In an early report of staged anterior-posterior fusion for severe spondylolisthesis in young people, DeWald, et al., also performed posterior fusion prior to anterior fusion. The authors implanted a Harrington distraction rod from L-1 to the sacrum while posterolaterally fusing only from L-4 to S-2. This construct allowed a slow and gradual reduction of the subluxation. The delayed anterior procedure consisted of interbody fusion between the reduced L-5 vertebra and superior endplate of S-1. The authors routinely removed the posterior rods at 6 to 12 months, at which time exploration revealed a solid fusion in all cases. Correction between 75 and 100% was reported.

Tiusanen, et al., compared the results of anterior alone with those of combined approaches in 27 cases. Notably, no instrumentation was used in either technique. Clinical and functional outcomes were comparable in both groups; however, sagittal alignment was significantly better in the group that underwent 360° fusion. Fusion was successful in all patients, a factor attributed to the patients' young age.

All Posterior 360° Fusion

Some have advocated all posterior procedures for circumferential in situ fusion in severe cases. Bohlman and Cook, as well as others described a technique of transvertebral fusion in which a fibula peg was used after decompression. The procedure entailed insertion of a guide wire from the body of the sacrum upward into the body of the cranial VB, under fluoroscopic guidance. An autogenous fibula graft was fashioned to size and inserted through this hole to act as a bone dowel. Posterolateral fusion was supplemented without instrumentation. Fusion rates of 93 to 100% have been reported. Technical complications of the procedure have included fracture of the fibula peg, although eventual fusion was documented, pseudarthrosis (one of 14 patients in one series), and a dural tear. Temporary peroneal nerve palsy was related to fibula harvest. Overall, back pain was significantly reduced. This technique is suggested as an alternative to staged anterior-posterior fusion for high-grade subluxation, especially in younger patients.

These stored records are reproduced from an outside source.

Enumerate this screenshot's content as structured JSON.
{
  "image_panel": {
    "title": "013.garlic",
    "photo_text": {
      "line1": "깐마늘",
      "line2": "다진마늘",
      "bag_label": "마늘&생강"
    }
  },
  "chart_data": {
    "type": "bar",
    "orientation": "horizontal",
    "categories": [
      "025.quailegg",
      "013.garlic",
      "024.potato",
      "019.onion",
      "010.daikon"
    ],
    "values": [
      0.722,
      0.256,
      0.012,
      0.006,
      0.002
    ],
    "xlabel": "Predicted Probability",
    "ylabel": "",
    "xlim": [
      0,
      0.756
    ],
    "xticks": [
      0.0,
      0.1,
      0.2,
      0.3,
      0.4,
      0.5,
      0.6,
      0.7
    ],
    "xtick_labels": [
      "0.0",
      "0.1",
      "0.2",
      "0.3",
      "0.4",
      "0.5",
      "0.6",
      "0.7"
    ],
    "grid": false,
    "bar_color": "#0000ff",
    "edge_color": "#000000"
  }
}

Other surgeons have used pediculo-body screws instead of grafts placed from the posterior approach. The technique involves insertion of a lag screw from the pedicle of the caudal vertebra angled cranially to enter the posteroinferior margin of the upper VB. This effectively created an interbody fusion, taking advantage of the abnormal orientation between the two vertebra. Of importance, this is a method of in situ fusion because the screw cannot be used to reduce the subluxation. Subsequently, a standard posterolateral fusion is performed between the transverse processes. High fusion rates have been reported with good clinical results. This method does not preclude laminectomy at any level.

Conclusions

Numerous techniques exist for the surgical treatment of lumbar spondylolisthesis. The majority of patients can be treated by other methods; however, circumferential fusion can be useful in patients at high risk for pseudarthrosis, revision surgery, and high-grade subluxation. The options for a 360° fusion are many and are determined, among other factors, by surgical pathology and surgeon preference. Standard open techniques are still considered the gold standard, but newer less invasive methods of circumferential fusion are being used more frequently. A thorough familiarity with all available maneuvers is crucial to critical and effective decision making when treating patients with this difficult clinical entity.